B. Le discours marketing comme nouveau dogme

Chacune de ces trois grilles de lecture se concentre sur un élément qui est évidemment en relation étroite avec les deux autres. La place croissante du marketing est allée de pair avec les objectifs d’amélioration de l’efficience organisationnelle et la tentative d’inculquer une culture de la vente à chaque membre de l’organisation. Toutefois, privilégier la troisième grille de lecture présente à nos yeux deux avantages inestimables.

Le premier est que cela permet de comprendre comment les évolutions organisationnelles et culturelles influent sur la nature de la prestation. En considérant l’acte de vente, et plus largement la prestation de services bancaires, comme l’aboutissement d’un processus complexe d’évaluation et de communication avec les clients, il est possible de mettre en lumière de quelles manières l’organisation corsète la relation qui s’établit entre le banquier et le client. La place croissante du marketing conduit à transformer le mode de connaissance et de mise en relation de l’entreprise et de ses salariés avec la clientèle.

Le second avantage tient au fait que le discours marketing s’articule très directement avec le troisième choc auquel sont confrontées les banques : le choc technologique. Ces nouvelles technologies de l’information – aussi efficaces soient-elles – ne sont que des outils. Leur influence sur la nature de la prestation de services bancaires n’est pas prédéterminée. C’est le discours marketing qui leur donne sens.

Ainsi, « parler d’un "impact" du progrès technique sur le devenir des banques ne signifie pas pour autant que les mutations technologiques se soient imposées à elles comme des évènements purement extérieurs » (Grafmeyer, 1992, p. 100). Les banques ne sont pas simplement victimes des progrès de l’informatique qui rendent notamment possible le développement des marchés financiers et la désintermédiation. Elles en sont également des acteurs majeurs tant ces nouveaux outils leur ouvrent des perspectives pour atteindre leurs principaux objectifs fixés par le discours marketing.

Mais quel est donc ce « discours marketing » ? Leyshon et Thrift (1999) expliquent que « this marketing discourse has made firms more attentive to the supposed financial "needs" of consumers. Those firms which best attend to such need will therefore be the most successful, "because in competitive markets where ‘sovereign’ consumers can make informed ‘choices’, those companies which respond to ‘needs’ will necessarily be profitable as a result" (Knights et al., 1994 : 43) » (p. 349)250.

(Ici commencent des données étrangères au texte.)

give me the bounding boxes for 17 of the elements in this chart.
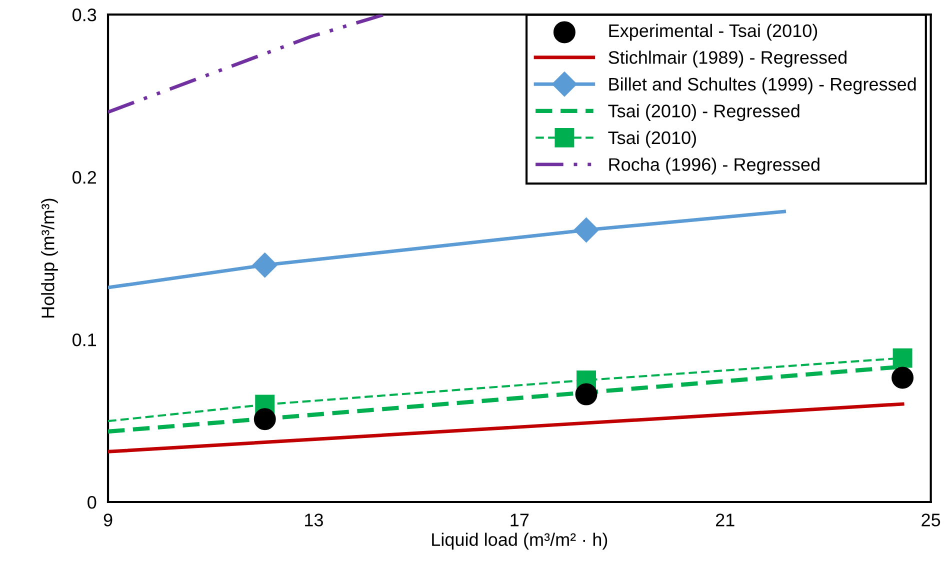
x-axis-title: Liquid load (m³/m² · h) (432, 532, 608, 550)
x-tick-label: 13 (305, 514, 323, 526)
legend-label: Tsai (2010) (608, 130, 696, 148)
legend-label: Stichlmair (1989) - Regressed (608, 50, 846, 68)
legend-label: Tsai (2010) - Regressed (608, 104, 800, 121)
y-axis-title: Holdup (m³/m³) (41, 198, 58, 318)
legend-label: Billet and Schultes (1999) - Regressed (609, 77, 916, 94)
y-tick-label: 0.1 (72, 333, 96, 346)
legend-label: Experimental - Tsai (2010) (609, 24, 818, 41)
x-tick-label: 9 (104, 514, 112, 526)
x-tick-label: 21 (716, 514, 734, 526)
legend-label: Rocha (1996) - Regressed (609, 158, 820, 174)
y-tick-label: 0.3 (72, 8, 96, 22)
x-tick-label: 25 (922, 514, 940, 526)
x-tick-label: 17 (510, 514, 529, 526)
y-tick-label: 0.2 (72, 170, 96, 184)
y-tick-label: 0 (88, 496, 96, 509)
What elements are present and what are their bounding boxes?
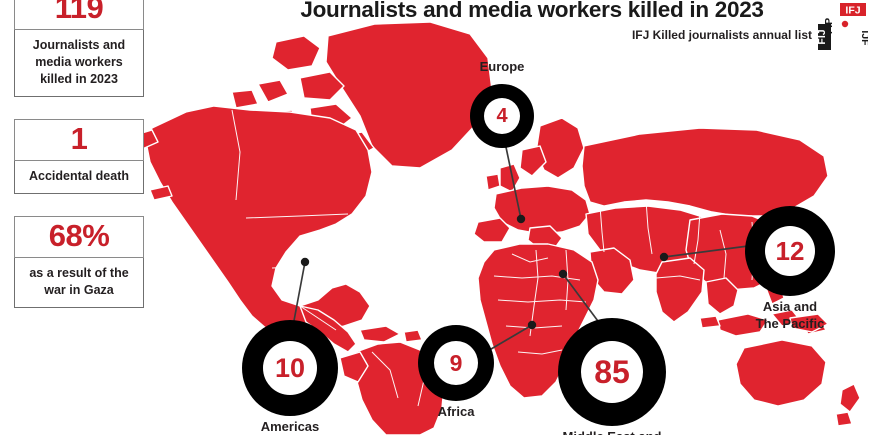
stat-value-box: 119 [14,0,144,30]
marker-ring-americas: 10 [242,320,338,416]
marker-label-line: Middle East and [563,429,662,435]
svg-text:IJF: IJF [859,30,868,46]
marker-label-line: Europe [479,59,525,74]
marker-label-middle-east: Middle East and the Arab World [563,428,662,435]
marker-hole: 12 [765,226,815,276]
marker-value-middle-east: 85 [594,354,630,390]
marker-label-asia: Asia and The Pacific [756,298,825,332]
marker-ring-middle-east: 85 [558,318,666,426]
stat-caption-box: Accidental death [14,161,144,194]
stat-value: 1 [70,121,88,156]
stat-block-gaza: 68% as a result of the war in Gaza [14,216,144,308]
marker-hole: 10 [263,341,317,395]
stats-panel: 119 Journalists and media workers killed… [0,0,160,330]
marker-value-asia: 12 [775,236,805,266]
marker-label-africa: Africa [438,403,475,420]
marker-americas[interactable]: 10 Americas [242,320,338,434]
stat-value-box: 1 [14,119,144,161]
marker-hole: 4 [484,98,520,134]
marker-value-europe: 4 [496,105,508,127]
marker-value-americas: 10 [274,352,306,383]
marker-ring-asia: 12 [745,206,835,296]
marker-hole: 9 [434,341,478,385]
marker-label-line: Africa [437,404,475,419]
stat-block-accidental: 1 Accidental death [14,119,144,194]
page-title: Journalists and media workers killed in … [300,0,764,22]
marker-value-africa: 9 [449,349,463,376]
marker-africa[interactable]: 9 Africa [418,325,494,419]
marker-label-line: The Pacific [755,316,825,331]
stat-value: 68% [48,218,110,253]
stat-value-box: 68% [14,216,144,258]
marker-hole: 85 [581,341,643,403]
stat-caption-box: Journalists and media workers killed in … [14,30,144,97]
marker-label-line: Asia and [762,299,818,314]
marker-label-europe: Europe [480,58,525,75]
marker-label-line: Americas [260,419,320,434]
stat-value: 119 [54,0,104,25]
stat-caption: Accidental death [28,169,130,183]
marker-ring-africa: 9 [418,325,494,401]
stat-caption: Journalists and media workers killed in … [32,38,126,86]
marker-asia-pacific[interactable]: 12 Asia and The Pacific [745,206,835,331]
marker-ring-europe: 4 [470,84,534,148]
marker-label-americas: Americas [261,418,320,435]
stat-block-total: 119 Journalists and media workers killed… [14,0,144,97]
stat-caption: as a result of the war in Gaza [29,266,129,297]
stat-caption-box: as a result of the war in Gaza [14,258,144,308]
page-subtitle: IFJ Killed journalists annual list [631,28,812,42]
svg-text:IFJ: IFJ [845,5,860,17]
ifj-fip-logo: IFJ FIP IJF FIJ [800,2,868,52]
marker-europe[interactable]: Europe 4 [470,59,534,148]
marker-middle-east[interactable]: 85 Middle East and the Arab World [558,318,666,435]
svg-text:FIJ: FIJ [816,29,828,44]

L’efficacité économique des établissements bancaires dépend donc de leur faculté à définir précisément quels sont les besoins de consommateurs théoriquement correctement informés et privilégiant les prestataires qui leur apportent des réponses adaptées. Les technologies de l’information jouent ici un double rôle. D’un côté, elles doivent permettre aux experts du marketing de définir ces besoins à partir de l’analyse des informations rassemblées dans les bases de données des banques. De l’autre, elles en assurent la distribution (par le biais d’automates ou d’Internet par exemple) ou le bon fonctionnement (les systèmes centralisés de gestion des opérations bancaires). De plus, et c’est là un point essentiel, de la même manière qu’elles permettent d’évaluer les besoins des clients, elles sont également censées résoudre une difficulté spécifique à l’activité bancaire : l’évaluation du risque du client.

En d’autres termes, les technologies de l’information doivent permettre aux experts du marketing de segmenter les clients en fonction de leurs besoins préalablement définis et de leur niveau de risque anticipé, pour que la banque puisse leur proposer une prestation de services économiquement performante.

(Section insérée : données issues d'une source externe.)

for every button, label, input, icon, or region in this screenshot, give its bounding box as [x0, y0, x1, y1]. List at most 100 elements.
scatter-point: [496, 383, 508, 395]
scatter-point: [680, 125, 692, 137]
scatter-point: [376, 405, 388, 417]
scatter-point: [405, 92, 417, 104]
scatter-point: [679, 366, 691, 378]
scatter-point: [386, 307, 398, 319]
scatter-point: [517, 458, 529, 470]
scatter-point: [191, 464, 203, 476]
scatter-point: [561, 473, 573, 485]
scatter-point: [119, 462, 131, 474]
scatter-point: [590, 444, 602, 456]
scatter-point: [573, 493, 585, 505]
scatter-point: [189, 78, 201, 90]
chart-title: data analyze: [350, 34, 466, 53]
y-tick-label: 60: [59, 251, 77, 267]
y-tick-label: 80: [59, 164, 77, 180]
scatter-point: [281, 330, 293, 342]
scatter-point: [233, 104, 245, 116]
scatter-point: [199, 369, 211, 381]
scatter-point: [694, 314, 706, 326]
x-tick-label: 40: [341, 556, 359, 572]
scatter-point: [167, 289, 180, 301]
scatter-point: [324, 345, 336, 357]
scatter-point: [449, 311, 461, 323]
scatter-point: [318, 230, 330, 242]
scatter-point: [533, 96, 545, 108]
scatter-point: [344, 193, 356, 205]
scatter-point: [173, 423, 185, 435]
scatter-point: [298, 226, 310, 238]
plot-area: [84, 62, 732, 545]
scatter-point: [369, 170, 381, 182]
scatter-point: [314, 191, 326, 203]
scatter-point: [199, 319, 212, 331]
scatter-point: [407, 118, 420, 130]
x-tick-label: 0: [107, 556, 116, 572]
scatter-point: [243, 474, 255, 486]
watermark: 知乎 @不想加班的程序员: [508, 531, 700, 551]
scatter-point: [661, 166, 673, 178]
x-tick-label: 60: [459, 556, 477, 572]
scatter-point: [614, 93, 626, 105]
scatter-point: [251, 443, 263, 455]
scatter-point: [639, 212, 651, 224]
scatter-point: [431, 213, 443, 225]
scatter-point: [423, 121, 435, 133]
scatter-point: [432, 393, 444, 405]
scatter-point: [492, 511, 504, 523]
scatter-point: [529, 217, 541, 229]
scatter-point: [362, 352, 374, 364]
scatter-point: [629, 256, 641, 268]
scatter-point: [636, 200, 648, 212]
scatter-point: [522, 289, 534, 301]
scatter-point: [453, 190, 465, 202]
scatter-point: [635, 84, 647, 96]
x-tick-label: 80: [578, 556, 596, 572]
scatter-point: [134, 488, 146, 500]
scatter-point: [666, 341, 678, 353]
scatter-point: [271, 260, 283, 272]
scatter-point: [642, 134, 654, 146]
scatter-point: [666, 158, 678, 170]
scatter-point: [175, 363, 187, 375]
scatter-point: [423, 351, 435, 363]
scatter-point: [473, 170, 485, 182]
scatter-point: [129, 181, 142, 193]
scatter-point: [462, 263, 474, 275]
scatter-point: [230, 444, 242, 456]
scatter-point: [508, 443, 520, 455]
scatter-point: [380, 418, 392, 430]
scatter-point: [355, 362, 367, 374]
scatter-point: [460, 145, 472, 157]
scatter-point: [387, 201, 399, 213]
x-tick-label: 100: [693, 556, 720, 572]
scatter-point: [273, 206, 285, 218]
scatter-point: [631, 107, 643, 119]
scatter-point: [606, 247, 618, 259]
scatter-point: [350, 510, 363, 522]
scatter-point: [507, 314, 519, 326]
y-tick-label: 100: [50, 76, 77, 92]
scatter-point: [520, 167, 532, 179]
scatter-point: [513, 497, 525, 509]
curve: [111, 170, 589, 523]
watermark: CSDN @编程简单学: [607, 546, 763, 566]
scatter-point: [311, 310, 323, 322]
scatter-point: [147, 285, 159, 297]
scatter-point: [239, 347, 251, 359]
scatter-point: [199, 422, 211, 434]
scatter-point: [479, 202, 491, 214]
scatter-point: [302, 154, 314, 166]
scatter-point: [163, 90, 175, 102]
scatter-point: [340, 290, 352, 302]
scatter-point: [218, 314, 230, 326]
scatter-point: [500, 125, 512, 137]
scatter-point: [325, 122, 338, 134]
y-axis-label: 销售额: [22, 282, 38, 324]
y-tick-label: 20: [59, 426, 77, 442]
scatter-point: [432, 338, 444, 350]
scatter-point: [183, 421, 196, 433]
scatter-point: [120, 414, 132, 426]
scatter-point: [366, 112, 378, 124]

La place donnée à ces technologies et donc aux connaissances codifiées est extrêmement forte au sein du secteur bancaire, ce qui le distingue d’autres secteurs économiques. En effet, l’intérêt pour la « connaissance » et son management est généralement lié à d’autres concepts managériaux comme l’apprentissage et les savoirs tacites. Dans le cadre bancaire, le pouvoir d’expertise est censé découler de la qualité des programmes informatiques analysant les bases de données. Ainsi, Yves Grafmeyer (1992), à la suite d’entretiens réalisés à la fin des années 1980, note que « les informaticiens sont plutôt enclins à considérer que le réseau commercial est surtout chargé d’écouler auprès de la clientèle les produits de l’activité bancaire. Ils lui reconnaissent certes un rôle important et conviennent de la nécessité d’une concertation, puisque, comme dit l’un d’entre eux, "il faut bien que nous vendions notre camelote". Mais c’est bien le centre administratif qu’ils voient au cœur de cette fonction de production, et c’est à eux plus particulièrement qu’il incombe de l’optimiser, en liaison avec les dirigeants de l’entreprise » (p. 132).

Notes
250.

 Pour un aperçu du discours marketing en France, voir Tournois (1989), Zollinger (1992), Badoc et al. (2000), Badoc (2004), Zollinger et Lamarque (2004), et Lafitte (2005).